Title: Galactic heritage of chemistry around young stars

Abstract

The chemical composition of planetary systems is set by the material in proto-planetary disks, which itself inherits a chemical history shaped by millions of years of evolution through the interstellar medium (ISM). In particular, the deuterium fractionation of water, measured as HDO/H2O and D2O/HDO, serves as a sensitive tracer of the thermal and radiative history experienced by interstellar material before it is incorporated into forming stellar systems. Observations from flagship facilities including the James Webb Space Telescope reveal substantial diversity in water deuteration across both Solar System objects and proto-stellar environments, and a systematic discrepancy has been identified between isolated and clustered proto-stars. Understanding what drives this diversity requires connecting large-scale galactic environments to the physicochemical evolution of material on its path from diffuse gas to proto-planetary disks — a link that simple static chemical models cannot provide.

A (250 pc)3 magnetohydrodynamical RAMSES simulation of the turbulent ISM, containing approximately 109 AMR cells, 250 million Lagrangian tracer particles, and more than 10,000 young stars, is post-processed using continuum dust radiative transfer across the full domain. This includes all stellar sources and background radiation to estimate the dust temperature and the far-ultraviolet (FUV) radiation field throughout the simulation volume.

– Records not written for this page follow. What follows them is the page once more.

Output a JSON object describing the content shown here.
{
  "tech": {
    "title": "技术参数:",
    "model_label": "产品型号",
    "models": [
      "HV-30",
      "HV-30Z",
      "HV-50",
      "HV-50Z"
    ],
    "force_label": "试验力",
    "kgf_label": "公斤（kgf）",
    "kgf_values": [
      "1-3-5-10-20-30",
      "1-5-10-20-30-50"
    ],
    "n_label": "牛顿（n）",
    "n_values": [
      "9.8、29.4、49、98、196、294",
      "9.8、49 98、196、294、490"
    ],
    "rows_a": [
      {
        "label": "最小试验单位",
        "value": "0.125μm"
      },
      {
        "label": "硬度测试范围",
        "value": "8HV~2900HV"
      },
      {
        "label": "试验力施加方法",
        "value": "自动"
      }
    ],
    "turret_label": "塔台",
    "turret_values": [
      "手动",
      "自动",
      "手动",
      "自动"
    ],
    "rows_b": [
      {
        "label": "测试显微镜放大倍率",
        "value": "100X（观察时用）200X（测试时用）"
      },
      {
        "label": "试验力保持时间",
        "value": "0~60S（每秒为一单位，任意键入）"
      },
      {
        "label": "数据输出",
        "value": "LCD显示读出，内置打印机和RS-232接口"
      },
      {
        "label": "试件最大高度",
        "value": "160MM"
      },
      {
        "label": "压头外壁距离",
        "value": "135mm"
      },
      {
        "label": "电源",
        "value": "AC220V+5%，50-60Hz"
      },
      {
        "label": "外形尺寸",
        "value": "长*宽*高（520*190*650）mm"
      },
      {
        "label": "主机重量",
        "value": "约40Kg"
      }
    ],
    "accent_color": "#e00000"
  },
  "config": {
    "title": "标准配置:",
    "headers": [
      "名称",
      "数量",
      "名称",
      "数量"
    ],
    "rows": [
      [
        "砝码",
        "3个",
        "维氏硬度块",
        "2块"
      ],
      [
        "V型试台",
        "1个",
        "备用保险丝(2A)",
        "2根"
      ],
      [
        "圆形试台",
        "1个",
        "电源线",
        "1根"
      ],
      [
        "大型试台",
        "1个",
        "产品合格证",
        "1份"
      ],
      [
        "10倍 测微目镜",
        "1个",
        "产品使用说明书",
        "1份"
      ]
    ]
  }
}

Tracer particles accreted by selected protostars are back-propagated through 125 simulation snapshots spanning 3.75 Myr of evolution, and their physical histories — including density, dust temperature, and FUV intensity — are reconstructed using cloud-in-cell interpolation. Along these trajectories, a large gas-grain chemical network is evolved using KEMIMO, following the formation and deuteration of water across 1866 species and more than 52,000 reaction pathways. The analysis targets proto-stellar systems embedded in molecular cloud environments of differing virial parameter to investigate how cloud-scale dynamics influence chemical outcomes.

The reconstructed tracer trajectories exhibit substantial environmental diversity in shielding history, thermal evolution, and radiation exposure, with the degree of variation reflecting the dynamical state of the host molecular cloud. Evolving the chemical network along these trajectories reveals significant star-to-star variation in both gas-phase and ice deuteration ratios, indicating that different ISM environments lead to chemically distinct evolutionary pathways. Ice deuteration ratios are found to remain comparatively stable after their initial cold-cloud build-up, while gas-phase ratios show considerable late-time variability driven by local thermal and radiative processing. The spread in final deuteration level across proto-stellar systems in the high-virial cloud spans nearly two orders of magnitude, substantially exceeding that seen in the lower-virial environment, consistent with a more turbulently heterogeneous accretion history.

The results indicate that much of the observable water deuteration signature is established prior to proto-stellar collapse and reflects long-term environmental evolution through the ISM and molecular cloud phases rather than local conditions near the forming star. This work demonstrates the feasibility of combining galaxy-scale MHD simulations, full-domain radiative transfer, Lagrangian trajectory reconstruction, and large gas-grain chemical networks into a unified framework for studying the environmental origin of proto-planetary chemistry. Identifying which environmental quantities dominate the chemical evolution ultimately requires substantially larger tracer statistics, motivating a transition from individual trajectory analysis toward population-level statistical inference connecting environmental histories directly to observable chemical signatures.